Curiosa insensibilidad, curiosa apatía ante un fenómeno de tanta consecuencia como son los incendios que con cada temporada, año tras año, por décadas y siglos han ido destruyendo a paso cada vez más apremiante - como si la destrucción total fuera un objetivo urgente - la limitada inmensidad de los bosques y selvas tropicales y sub-tropicales de México y Centroamérica. Situados en la región por donde los vientos del sur esparcen los humos y cenizas de los lejanos fuegos sufrimos bastante directamente algunos de los resultados negativos de ese daño distante, mucho mayor, que a la larga podría resultar inmensurable.

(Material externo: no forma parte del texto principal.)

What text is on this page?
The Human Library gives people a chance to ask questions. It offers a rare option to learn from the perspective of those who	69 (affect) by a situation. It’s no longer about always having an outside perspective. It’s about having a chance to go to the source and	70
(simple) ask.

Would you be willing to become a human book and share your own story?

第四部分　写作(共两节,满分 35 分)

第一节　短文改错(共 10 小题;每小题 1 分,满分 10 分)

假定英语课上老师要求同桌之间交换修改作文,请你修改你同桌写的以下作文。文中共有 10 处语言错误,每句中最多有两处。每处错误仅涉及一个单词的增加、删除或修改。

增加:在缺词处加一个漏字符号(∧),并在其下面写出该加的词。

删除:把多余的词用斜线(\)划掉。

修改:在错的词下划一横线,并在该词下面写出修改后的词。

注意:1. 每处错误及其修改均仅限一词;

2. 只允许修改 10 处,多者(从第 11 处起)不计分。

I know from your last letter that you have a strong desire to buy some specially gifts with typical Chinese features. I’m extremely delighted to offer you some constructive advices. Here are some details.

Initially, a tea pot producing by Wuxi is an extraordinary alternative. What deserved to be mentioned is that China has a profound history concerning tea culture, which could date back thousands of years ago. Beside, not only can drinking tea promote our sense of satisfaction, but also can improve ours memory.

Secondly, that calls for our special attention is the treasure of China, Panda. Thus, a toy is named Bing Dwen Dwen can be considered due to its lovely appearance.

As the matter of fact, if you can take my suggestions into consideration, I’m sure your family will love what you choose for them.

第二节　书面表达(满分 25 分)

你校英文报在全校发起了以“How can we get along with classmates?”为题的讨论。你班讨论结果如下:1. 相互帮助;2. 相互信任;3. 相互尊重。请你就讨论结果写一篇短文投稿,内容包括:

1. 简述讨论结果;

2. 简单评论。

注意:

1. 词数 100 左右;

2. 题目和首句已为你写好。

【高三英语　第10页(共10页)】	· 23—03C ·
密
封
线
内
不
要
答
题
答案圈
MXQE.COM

Como penachos de volcanes en erupción o nubarrones de una guerra de exterminio, el humo de las fogatas ciclópeas encendidas por la obtusa mano humana envenenan los cielos de amplias regiones geográficas con multitud de habitantes - sin duda demasiados - que necesitan respirar aires puros y adoran secretamente al sol. Por beneficiarse de unas cenizas fertilizantes que les den un año más de vida a tierras pobres, agotadas de labranza; por ganar unas pocas cuadras más de plantío que al cabo de unas pocas cosechas las volverá estériles la erosión inevitable donde falta el árbol destruído, los agricultores desatan las energías incontrolables del fuego que lo devora todo, transformando lo vivo en cenizas aventadas sobre el continente.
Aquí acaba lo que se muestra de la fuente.